Мы сняли тогда фильм об СССР – «235 миллионов» – это была вершина. До сих пор этот язык и рижский стиль, в общем-то, живы. Когда мы снимали второй фильм об улице Поперечной, приспособились к стилистике фильма 1988-го. Правда, третий фильм мы делали уже на видео, а это другой формат.
Ведь в видео не так важно соблюдать киноязык. Видеофильмы рыхлые по сравнению с пленочными. Когда у тебя кассета на две минуты, ты должен сделать кадр на 10 сек. А на видео кадр у тебя бесконечный, хоть на 10 минут его продлевай. Получается небрежное изображение, болтовня, рыхлость. А на пленке кадр лаконичный.
Пленочное кино более человечное, оно более мягкое. А на видеокадрах виден малейший прыщик, каждая точка на лице – оно беспощадное.
– Вы это хорошо осознаете, потому что вы и режиссер, и кинооператор высокой профессиональной школы…
– И за это всю жизнь благодарен моим педагогам во ВГИКе. Я только удивлялся, как они умудрялись превратить разношерстную молодую публику в достойных творческих людей с нестандартным мышлением! Но была и опасность – тебе преподавали такие мэтры, что ты мог в них раствориться, а тебе предстояло найти собственный стиль.
Зная нынешнюю систему преподавания в кинематографе, могу сказать, что ВГИК – уникальное учебное заведение, поскольку через пять лет выпускает готовых профессионалов, без всяких там бакалавров и магистров. У человека ведь уходит масса времени на эти этапы. А тут все вместе и на высочайшем уровне.
– А есть у вас самый-самый любимый фильм, которому всю душу отдали?
– Ой! (Смеется.) Это каждый фильм у меня такой, тут даже нельзя разделить на более и менее любимые.
– В самом последнем вашем фильме – «Переходя дороги и реку», который показали 3 сентября – что вы хотели сказать?
– Как живут другие люди, как живет Кипсала, которую снимал я. Там ведь семь киноновелл, снятых режиссерами разных стран, у меня одна из них.
– А почему выбрали для кинорассказа Кипсалу?
– У меня был выбор, а Кипсала оказалась как-то ближе к центру, и мы предполагали, что там должно быть что-то любопытное. Так и оказалось – там своеобразное, сложное общество, очень много всяких событий – и дело пошло. Но из всего снятого, наверное, не больше 10 % мы смогли показать.
Хотели показать, какие проблемы у жителей этого речного острова. Мы ведь очень замкнуты – каждый на своем мирке. Каждый рижанин знает свою квартиру и хорошо, если ближайших соседей.
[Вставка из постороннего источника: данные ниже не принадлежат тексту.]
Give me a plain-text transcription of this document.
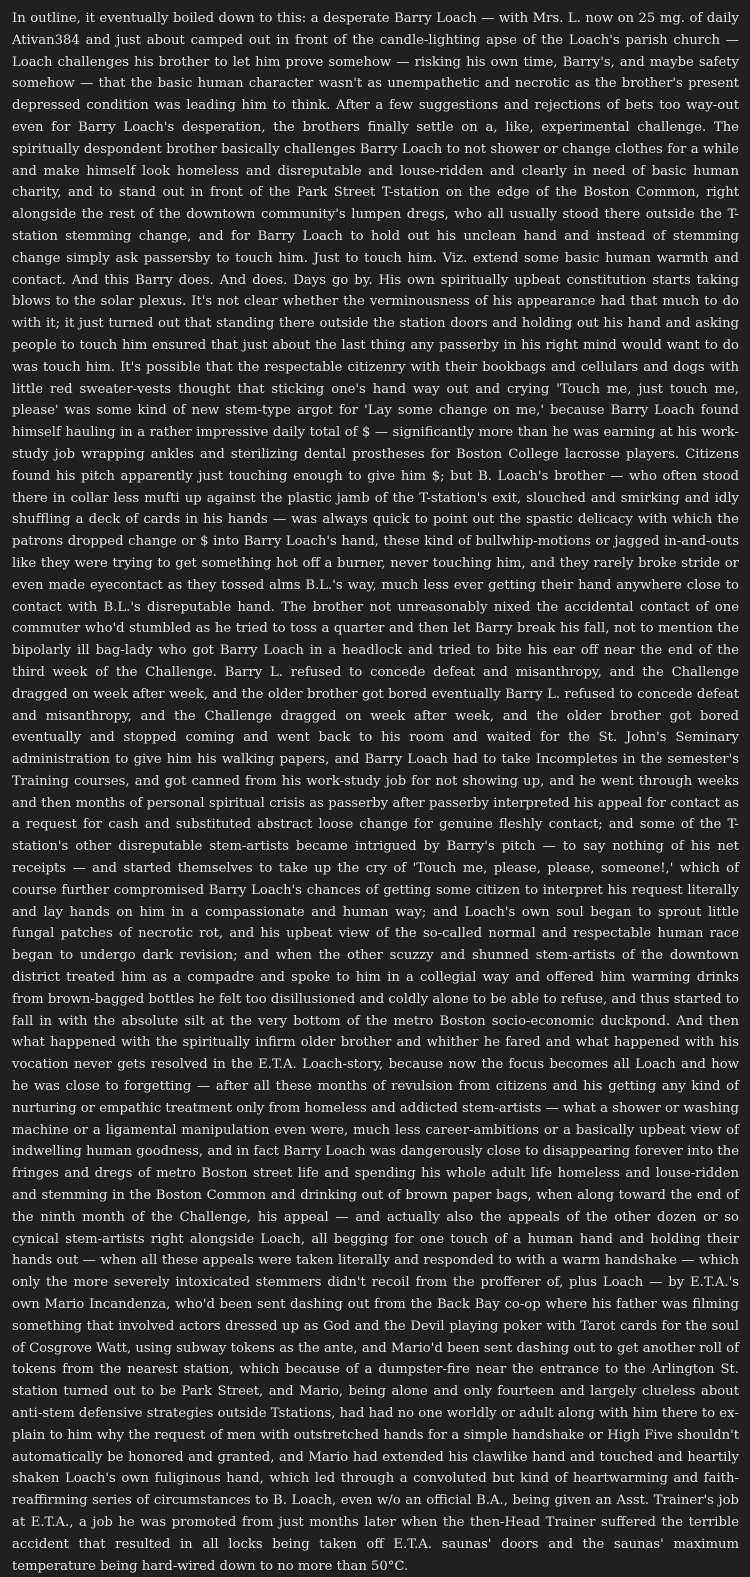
In outline, it eventually boiled down to this: a desperate Barry Loach — with Mrs. L. now on 25 mg. of daily Ativan384 and just about camped out in front of the candle-lighting apse of the Loach's parish church — Loach challenges his brother to let him prove somehow — risking his own time, Barry's, and maybe safety somehow — that the basic human character wasn't as unempathetic and necrotic as the brother's present depressed condition was leading him to think. After a few suggestions and rejections of bets too way-out even for Barry Loach's desperation, the brothers finally settle on a, like, experimental challenge. The spiritually despondent brother basically challenges Barry Loach to not shower or change clothes for a while and make himself look homeless and disreputable and louse-ridden and clearly in need of basic human charity, and to stand out in front of the Park Street T-station on the edge of the Boston Common, right alongside the rest of the downtown community's lumpen dregs, who all usually stood there outside the T-station stemming change, and for Barry Loach to hold out his unclean hand and instead of stemming change simply ask passersby to touch him. Just to touch him. Viz. extend some basic human warmth and contact. And this Barry does. And does. Days go by. His own spiritually upbeat constitution starts taking blows to the solar plexus. It's not clear whether the verminousness of his appearance had that much to do with it; it just turned out that standing there outside the station doors and holding out his hand and asking people to touch him ensured that just about the last thing any passerby in his right mind would want to do was touch him. It's possible that the respectable citizenry with their bookbags and cellulars and dogs with little red sweater-vests thought that sticking one's hand way out and crying 'Touch me, just touch me, please' was some kind of new stem-type argot for 'Lay some change on me,' because Barry Loach found himself hauling in a rather impressive daily total of $ — significantly more than he was earning at his work-study job wrapping ankles and sterilizing dental prostheses for Boston College lacrosse players. Citizens found his pitch apparently just touching enough to give him $; but B. Loach's brother — who often stood there in collar less mufti up against the plastic jamb of the T-station's exit, slouched and smirking and idly shuffling a deck of cards in his hands — was always quick to point out the spastic delicacy with which the patrons dropped change or $ into Barry Loach's hand, these kind of bullwhip-motions or jagged in-and-outs like they were trying to get something hot off a burner, never touching him, and they rarely broke stride or even made eyecontact as they tossed alms B.L.'s way, much less ever getting their hand anywhere close to contact with B.L.'s disreputable hand. The brother not unreasonably nixed the accidental contact of one commuter who'd stumbled as he tried to toss a quarter and then let Barry break his fall, not to mention the bipolarly ill bag-lady who got Barry Loach in a headlock and tried to bite his ear off near the end of the third week of the Challenge. Barry L. refused to concede defeat and misanthropy, and the Challenge dragged on week after week, and the older brother got bored eventually Barry L. refused to concede defeat and misanthropy, and the Challenge dragged on week after week, and the older brother got bored eventually and stopped coming and went back to his room and waited for the St. John's Seminary administration to give him his walking papers, and Barry Loach had to take Incompletes in the semester's Training courses, and got canned from his work-study job for not showing up, and he went through weeks and then months of personal spiritual crisis as passerby after passerby interpreted his appeal for contact as a request for cash and substituted abstract loose change for genuine fleshly contact; and some of the T-station's other disreputable stem-artists became intrigued by Barry's pitch — to say nothing of his net receipts — and started themselves to take up the cry of 'Touch me, please, please, someone!,' which of course further compromised Barry Loach's chances of getting some citizen to interpret his request literally and lay hands on him in a compassionate and human way; and Loach's own soul began to sprout little fungal patches of necrotic rot, and his upbeat view of the so-called normal and respectable human race began to undergo dark revision; and when the other scuzzy and shunned stem-artists of the downtown district treated him as a compadre and spoke to him in a collegial way and offered him warming drinks from brown-bagged bottles he felt too disillusioned and coldly alone to be able to refuse, and thus started to fall in with the absolute silt at the very bottom of the metro Boston socio-economic duckpond. And then what happened with the spiritually infirm older brother and whither he fared and what happened with his vocation never gets resolved in the E.T.A. Loach-story, because now the focus becomes all Loach and how he was close to forgetting — after all these months of revulsion from citizens and his getting any kind of nurturing or empathic treatment only from homeless and addicted stem-artists — what a shower or washing machine or a ligamental manipulation even were, much less career-ambitions or a basically upbeat view of indwelling human goodness, and in fact Barry Loach was dangerously close to disappearing forever into the fringes and dregs of metro Boston street life and spending his whole adult life homeless and louse-ridden and stemming in the Boston Common and drinking out of brown paper bags, when along toward the end of the ninth month of the Challenge, his appeal — and actually also the appeals of the other dozen or so cynical stem-artists right alongside Loach, all begging for one touch of a human hand and holding their hands out — when all these appeals were taken literally and responded to with a warm handshake — which only the more severely intoxicated stemmers didn't recoil from the profferer of, plus Loach — by E.T.A.'s own Mario Incandenza, who'd been sent dashing out from the Back Bay co-op where his father was filming something that involved actors dressed up as God and the Devil playing poker with Tarot cards for the soul of Cosgrove Watt, using subway tokens as the ante, and Mario'd been sent dashing out to get another roll of tokens from the nearest station, which because of a dumpster-fire near the entrance to the Arlington St. station turned out to be Park Street, and Mario, being alone and only fourteen and largely clueless about anti-stem defensive strategies outside Tstations, had had no one worldly or adult along with him there to explain to him why the request of men with outstretched hands for a simple handshake or High Five shouldn't automatically be honored and granted, and Mario had extended his clawlike hand and touched and heartily shaken Loach's own fuliginous hand, which led through a convoluted but kind of heartwarming and faith-reaffirming series of circumstances to B. Loach, even w/o an official B.A., being given an Asst. Trainer's job at E.T.A., a job he was promoted from just months later when the then-Head Trainer suffered the terrible accident that resulted in all locks being taken off E.T.A. saunas' doors and the saunas' maximum temperature being hard-wired down to no more than 50°C.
Мы ведь ничего не знаем о ближних. Рига – очень разнородный город, в каждой ее части кипит собственная жизнь.
На Кипсале были свои давние традиции – это ведь всегда был остров рыбаков и моряков, которые были как бы изолированы, отделены от «материка». Когда построили Вантовый мост, все изменилось. Сегодня на одной части острова – пляж, прогулочные дорожки, всякие развлечения, а со стороны протоки Зунд – студенческая жизнь, корпуса, общежития. Но для нас была более интересна самая старая часть острова, где сохранились старые дома. По контрасту с ними – современная застройка.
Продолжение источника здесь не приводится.